Com o tempo, passaram a atender os residentes locais, quase sempre de classe baixa, e oferecer também música, prostitutas, jogo de dados e brigas de galo. Eram ponto de encontro de marinheiros, criminosos e conspiradores. Desprezadas pela elite, a lei romana não distinguia entre taverna e prostíbulo. Com a queda de Roma, desapareceram junto com toda a vida urbana, retornando por volta do século 15. O mais antigo estabelecimento em operação é o Ye Olde Fighting Cocks, em St. Albans, Inglaterra, fundado em 1539.
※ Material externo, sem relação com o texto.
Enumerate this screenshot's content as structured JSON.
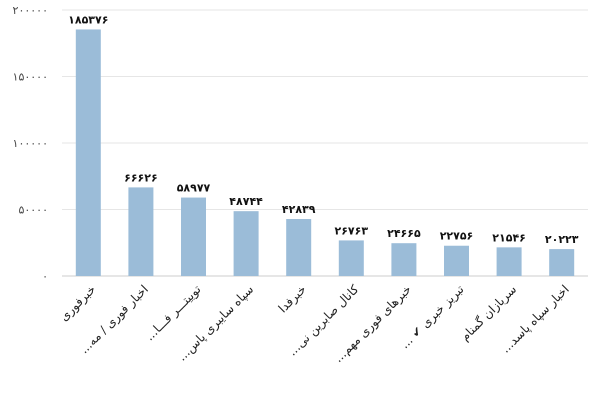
{
  "chart_data": {
    "type": "bar",
    "categories": [
      "خبرفوری",
      "...اخبار فوری / مه",
      "...توییتـــر فـــا",
      "...سپاه سایبری پاس",
      "خبرفدا",
      "...کانال صابرین نی",
      "...خبرهای فوری مهم",
      "... ✔ تبریز خبری",
      "سربازان گمنام",
      "...اخبار سپاه پاسد"
    ],
    "values": [
      185376,
      66626,
      58977,
      48744,
      42839,
      26763,
      24665,
      22756,
      21546,
      20223
    ],
    "data_labels": [
      "۱۸۵۳۷۶",
      "۶۶۶۲۶",
      "۵۸۹۷۷",
      "۴۸۷۴۴",
      "۴۲۸۳۹",
      "۲۶۷۶۳",
      "۲۴۶۶۵",
      "۲۲۷۵۶",
      "۲۱۵۴۶",
      "۲۰۲۲۳"
    ],
    "y_ticks": [
      {
        "value": 0,
        "label": "۰"
      },
      {
        "value": 50000,
        "label": "۵۰۰۰۰"
      },
      {
        "value": 100000,
        "label": "۱۰۰۰۰۰"
      },
      {
        "value": 150000,
        "label": "۱۵۰۰۰۰"
      },
      {
        "value": 200000,
        "label": "۲۰۰۰۰۰"
      }
    ],
    "ylim": [
      0,
      200000
    ],
    "title": "",
    "xlabel": "",
    "ylabel": "",
    "grid": true,
    "legend": "none",
    "bar_color": "#9bbcd8"
  }
}
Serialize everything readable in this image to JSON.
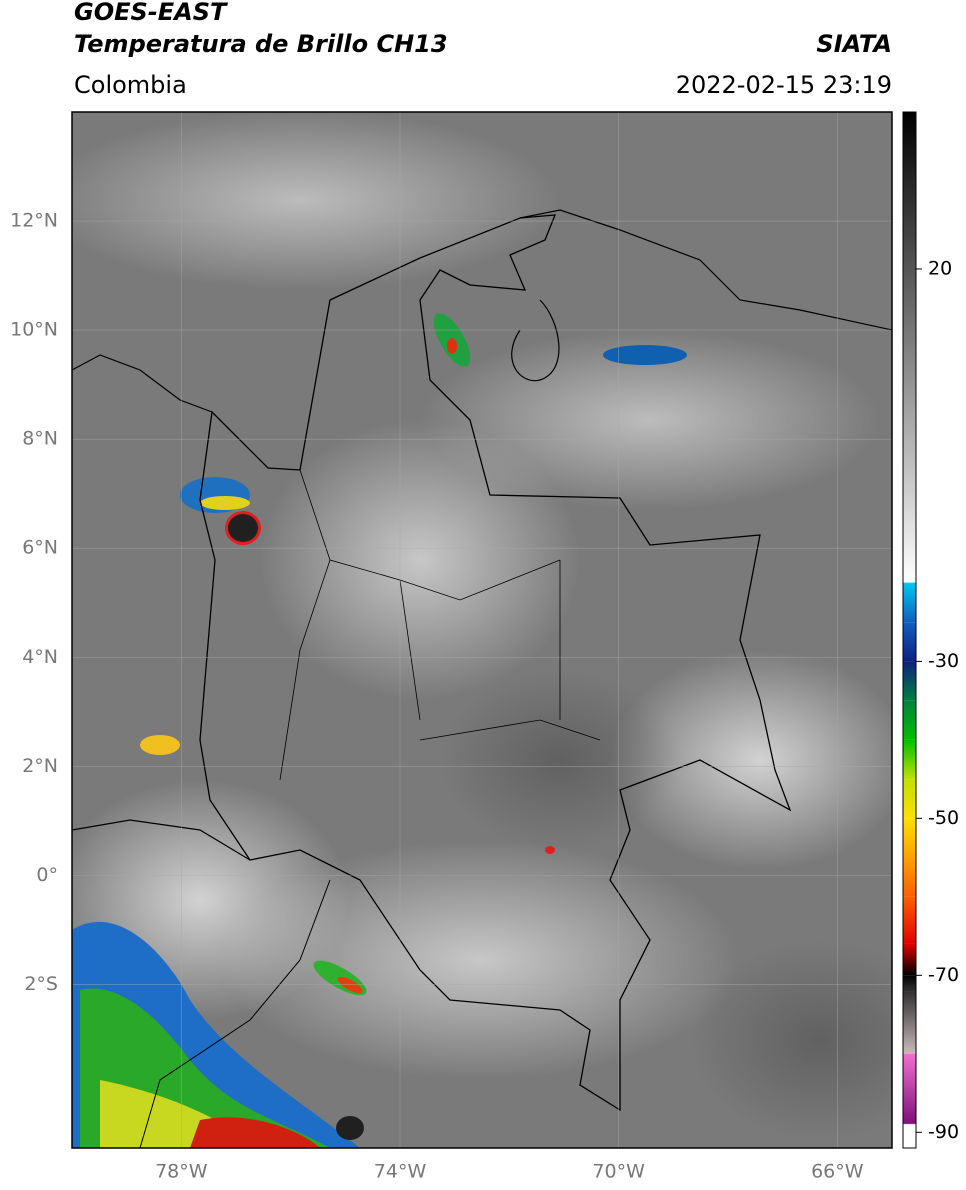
{
  "header": {
    "title": "GOES-EAST",
    "subtitle": "Temperatura de Brillo CH13",
    "source": "SIATA",
    "region": "Colombia",
    "datetime": "2022-02-15 23:19"
  },
  "map": {
    "lon_range": [
      -80,
      -65
    ],
    "lat_range": [
      -5,
      14
    ],
    "grid": true,
    "lat_ticks": [
      {
        "value": 12,
        "label": "12°N"
      },
      {
        "value": 10,
        "label": "10°N"
      },
      {
        "value": 8,
        "label": "8°N"
      },
      {
        "value": 6,
        "label": "6°N"
      },
      {
        "value": 4,
        "label": "4°N"
      },
      {
        "value": 2,
        "label": "2°N"
      },
      {
        "value": 0,
        "label": "0°"
      },
      {
        "value": -2,
        "label": "2°S"
      }
    ],
    "lon_ticks": [
      {
        "value": -78,
        "label": "78°W"
      },
      {
        "value": -74,
        "label": "74°W"
      },
      {
        "value": -70,
        "label": "70°W"
      },
      {
        "value": -66,
        "label": "66°W"
      }
    ]
  },
  "colorbar": {
    "range": [
      -92,
      40
    ],
    "ticks": [
      20,
      -30,
      -50,
      -70,
      -90
    ],
    "stops": [
      [
        -92,
        "#ffffff"
      ],
      [
        -89,
        "#ffffff"
      ],
      [
        -88.9,
        "#80107a"
      ],
      [
        -80,
        "#f070d0"
      ],
      [
        -79.9,
        "#c8b8b8"
      ],
      [
        -72,
        "#303030"
      ],
      [
        -70,
        "#000000"
      ],
      [
        -66,
        "#e00000"
      ],
      [
        -60,
        "#ff6000"
      ],
      [
        -50,
        "#ffe000"
      ],
      [
        -45,
        "#c0e000"
      ],
      [
        -40,
        "#00c000"
      ],
      [
        -35,
        "#008040"
      ],
      [
        -30,
        "#102080"
      ],
      [
        -25,
        "#1060c0"
      ],
      [
        -20,
        "#00c8f0"
      ],
      [
        -19.9,
        "#ffffff"
      ],
      [
        40,
        "#000000"
      ]
    ]
  }
}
Uma antiga taverna Wikimedia Commons

A palavra "bar" apareceu em inglês em 1590, originada da barra existente no balcão, que impedia os clientes de se debruçarem e importunarem o barman. O Brasil tem história própria. Existiam estalagens, mas o brasileiro era quase abstêmio até a chegada da família real portuguesa, em 1808, que trouxe para cá os costumes europeus. Os bares apareceram, já com o nome em inglês, para a clientela mais rica. 

O boteco, o bar popular, vem de bodega, venda, o que ainda é a atividade de estabelecimentos antigos no interior do país. A venda da esquina obviamente não oferecia prostitutas, e assim era mais fácil convencer a patroa a aceitar uma visita a um boteco do que a uma taverna. Aliás, até a revolução dos costumes na segunda metade do século 20, mulheres "de família" não frequentavam bares, botecos ou tavernas.